Elles servent, surtout, à montrer des actions générales complexes, des constructions de camps, des batailles confuses. L’action, vue d’en haut, s’étale alors sous nos yeux comme une carte; elle devient donc plus compréhensible et un seul plan plongé apporte davantage au spectateur que toute une série de plans horizontaux dont la succession empêcherait de saisir l’unité de l’action en cours.

Le désir de « prendre parti » et de souligner le sens des événements par la nature même de l’image est encore très sensible dans l’utilisation, généralement très habile et très « photographique », de la profondeur de champ. Dans certains plans l’espace est occupé, pour ainsi dire, en profondeur, et joue par sa présence un rôle dramatique, ou logique, essentiel. Quand l’Empereur apparaît, par exemple, face aux murailles de Sarmizegethusa, il importe peu de savoir à quel endroit précis il se trouve; ce qui compte, c’est qu’il est « en amorce » devant la ville à prendre et qu’un rapport évident s’établit entre l’énormité des remparts à l’horizon, et la puissance du personnage placé juste devant nos yeux. Une disposition légèrement différente joue un rôle encore plus dramatique lorsque l’on voit les Daces fuir un village que les Romains incendient, pendant que Trajan regarde au loin des fortifications ennemies. Dans les deux cas, un rapport psychologique s’instaure entre l’acteur principal et le décor éloigné; l’intention du sculpteur est donc volontaire et nous n’avons pas affaire à de simples toiles de fond.

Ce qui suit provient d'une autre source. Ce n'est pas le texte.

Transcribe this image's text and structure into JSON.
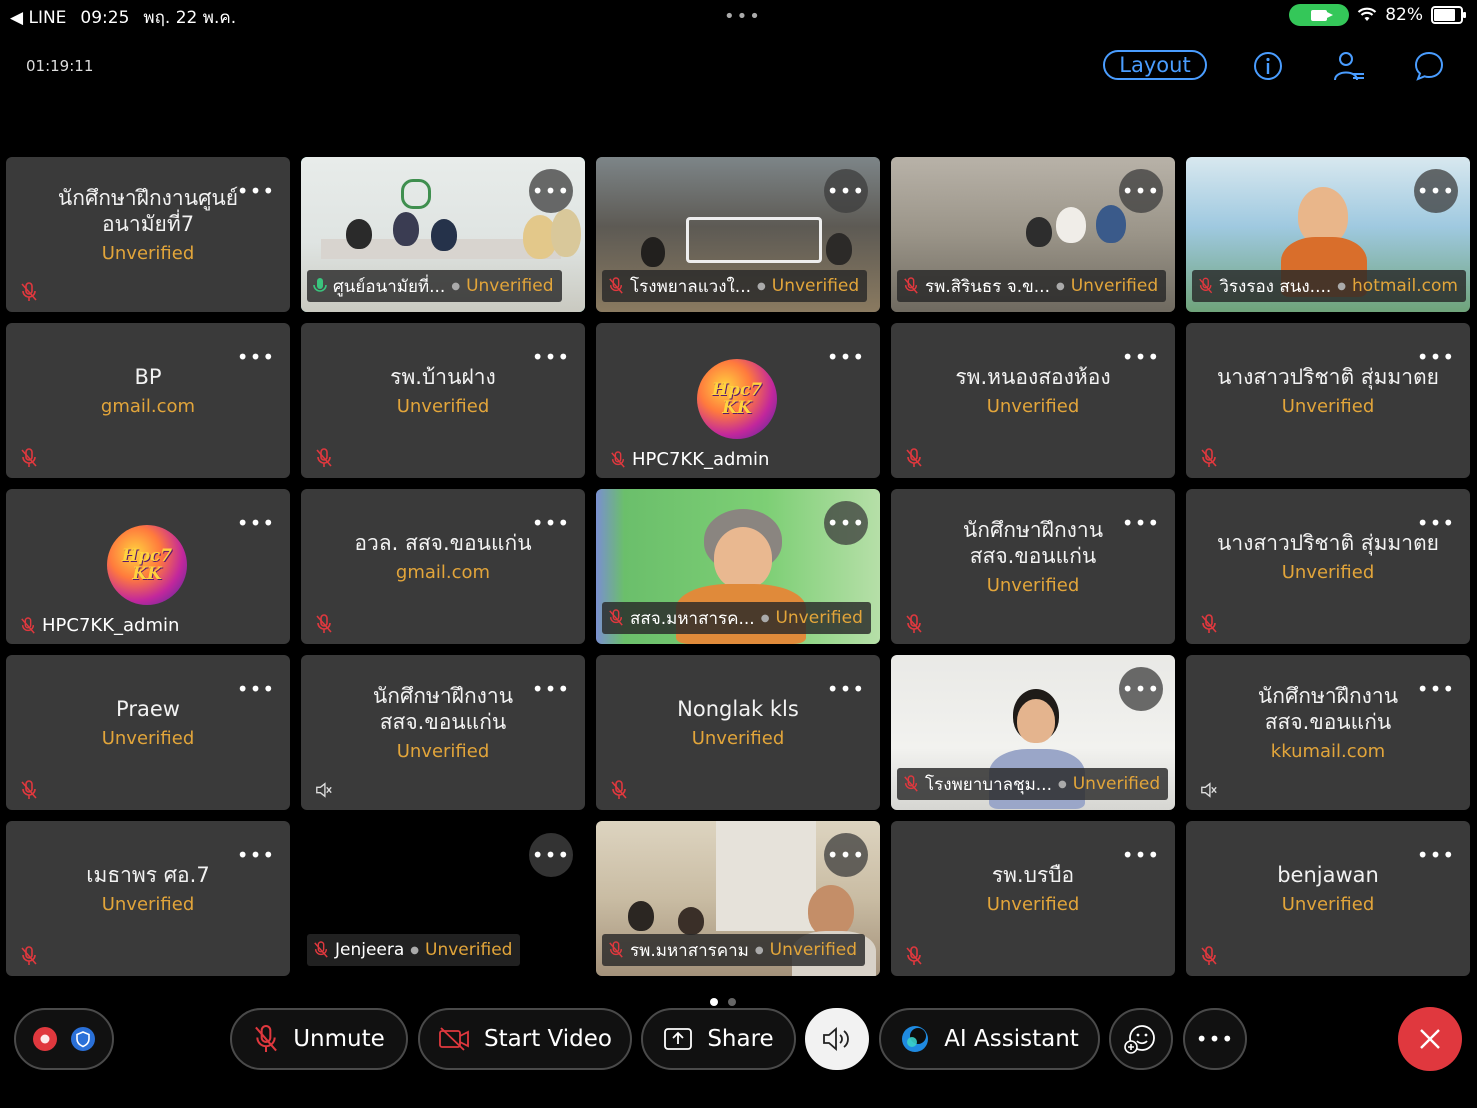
{
  "status_bar": {
    "back_app": "◀ LINE",
    "time": "09:25",
    "date": "พฤ. 22 พ.ค.",
    "battery": "82%"
  },
  "header": {
    "elapsed": "01:19:11",
    "layout_label": "Layout"
  },
  "tiles": [
    {
      "name": "นักศึกษาฝึกงานศูนย์อนามัยที่7",
      "sub": "Unverified"
    },
    {
      "name": "ศูนย์อนามัยที่...",
      "sub": "Unverified"
    },
    {
      "name": "โรงพยาลแวงใ...",
      "sub": "Unverified"
    },
    {
      "name": "รพ.สิรินธร จ.ข...",
      "sub": "Unverified"
    },
    {
      "name": "วิรงรอง สนง....",
      "sub": "hotmail.com"
    },
    {
      "name": "BP",
      "sub": "gmail.com"
    },
    {
      "name": "รพ.บ้านฝาง",
      "sub": "Unverified"
    },
    {
      "name": "HPC7KK_admin",
      "sub": ""
    },
    {
      "name": "รพ.หนองสองห้อง",
      "sub": "Unverified"
    },
    {
      "name": "นางสาวปริชาติ  สุ่มมาตย",
      "sub": "Unverified"
    },
    {
      "name": "HPC7KK_admin",
      "sub": ""
    },
    {
      "name": "อวล. สสจ.ขอนแก่น",
      "sub": "gmail.com"
    },
    {
      "name": "สสจ.มหาสารค...",
      "sub": "Unverified"
    },
    {
      "name": "นักศึกษาฝึกงาน สสจ.ขอนแก่น",
      "sub": "Unverified"
    },
    {
      "name": "นางสาวปริชาติ  สุ่มมาตย",
      "sub": "Unverified"
    },
    {
      "name": "Praew",
      "sub": "Unverified"
    },
    {
      "name": "นักศึกษาฝึกงาน สสจ.ขอนแก่น",
      "sub": "Unverified"
    },
    {
      "name": "Nonglak kls",
      "sub": "Unverified"
    },
    {
      "name": "โรงพยาบาลชุม...",
      "sub": "Unverified"
    },
    {
      "name": "นักศึกษาฝึกงาน สสจ.ขอนแก่น",
      "sub": "kkumail.com"
    },
    {
      "name": "เมธาพร ศอ.7",
      "sub": "Unverified"
    },
    {
      "name": "Jenjeera",
      "sub": "Unverified"
    },
    {
      "name": "รพ.มหาสารคาม",
      "sub": "Unverified"
    },
    {
      "name": "รพ.บรบือ",
      "sub": "Unverified"
    },
    {
      "name": "benjawan",
      "sub": "Unverified"
    }
  ],
  "logo_text": [
    "Hpc7",
    "KK"
  ],
  "more_label": "•••",
  "toolbar": {
    "unmute": "Unmute",
    "start_video": "Start Video",
    "share": "Share",
    "ai_assistant": "AI Assistant",
    "more": "•••"
  },
  "colors": {
    "accent_blue": "#4a9dff",
    "unverified_orange": "#e2a53a",
    "end_call_red": "#e0383e",
    "active_speaker": "#43c9c0"
  }
}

Quand Trajan, par exemple, est affronté, pour la première fois de la guerre, à un prisonnier dace, la scène est en apparence disposée en deux étages. En réalité, la zone floue sur laquelIe se trouvent les personnages du premier plan évoque la distance, et le tableau doit être vu, non pas verticalement mais horizontalement. Les constructions et les soldats qu’on distingue au-dessus sont en fait très loin derrière, et l’artiste veut placer les personnages devant un espace auquel il porte une attention particulière. Certes, il désire montrer que l’entrevue se déroule loin du camp, mais il tient surtout à souligner les rapports entre Romains et Daces. C’est ainsi que les Romains se tiennent devant la partie la plus achevée du camp, tandis que le prisonnier apparaît devant une zone en construction où circulent des soldats au travail; derrière Trajan se dresse donc tout ce qui a été fait, derrière le Dace, tout ce qui reste à faire.

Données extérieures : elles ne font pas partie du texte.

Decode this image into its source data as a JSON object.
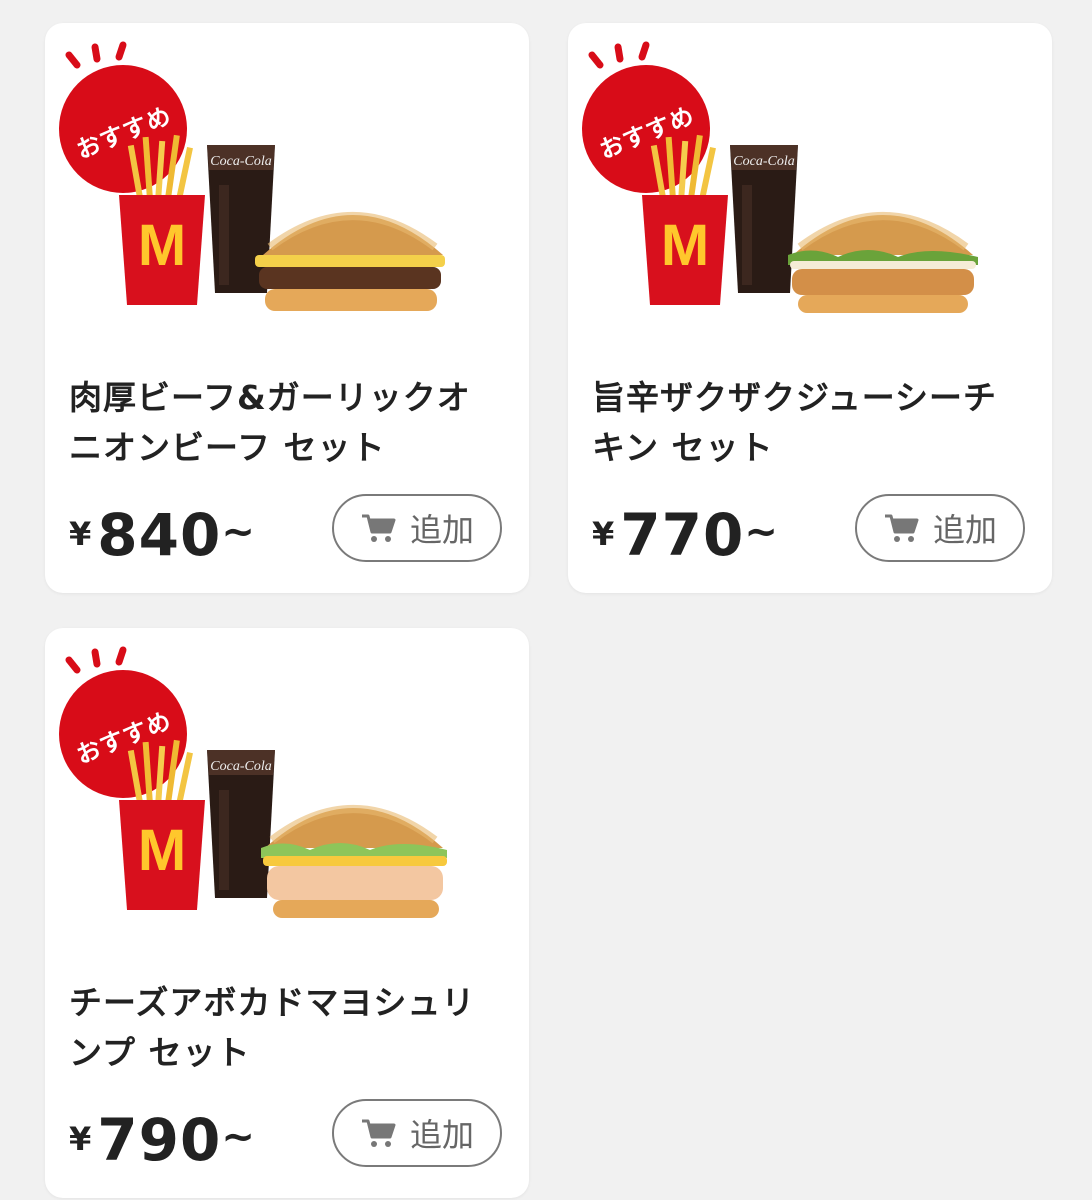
{
  "colors": {
    "badge_red": "#d80c18",
    "text": "#222222",
    "button_border": "#7a7a7a",
    "button_text": "#666666"
  },
  "badge_label": "おすすめ",
  "add_label": "追加",
  "cards": [
    {
      "badge": "おすすめ",
      "title_line1": "肉厚ビーフ&ガーリックオ",
      "title_line2": "ニオンビーフ セット",
      "currency": "¥",
      "price": "840",
      "suffix": "~",
      "add_label": "追加",
      "burger": "beef"
    },
    {
      "badge": "おすすめ",
      "title_line1": "旨辛ザクザクジューシーチ",
      "title_line2": "キン セット",
      "currency": "¥",
      "price": "770",
      "suffix": "~",
      "add_label": "追加",
      "burger": "chicken"
    },
    {
      "badge": "おすすめ",
      "title_line1": "チーズアボカドマヨシュリ",
      "title_line2": "ンプ セット",
      "currency": "¥",
      "price": "790",
      "suffix": "~",
      "add_label": "追加",
      "burger": "shrimp"
    }
  ]
}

La profondeur de champ est ici une mise en scène particulière, destinée à produire un effet, à créer une ambiance que développeront les tableaux suivants. De même, l’urbanisme romain s’oppose souvent au décor naturel qu’on découvre derrière les Daces. Mais le personnage peut apparaître aussi, comme au cinéma, sur un fond neutre, lisse ou flou suivant les cas; il est alors isolé du contexte et tout l’intérêt se concentre évidemment sur lui; cette technique est en général réservée aux discours de l’Empereur, qui commandent souvent toute la suite du récit, puisque ses ordres sont toujours exécutés sans retard.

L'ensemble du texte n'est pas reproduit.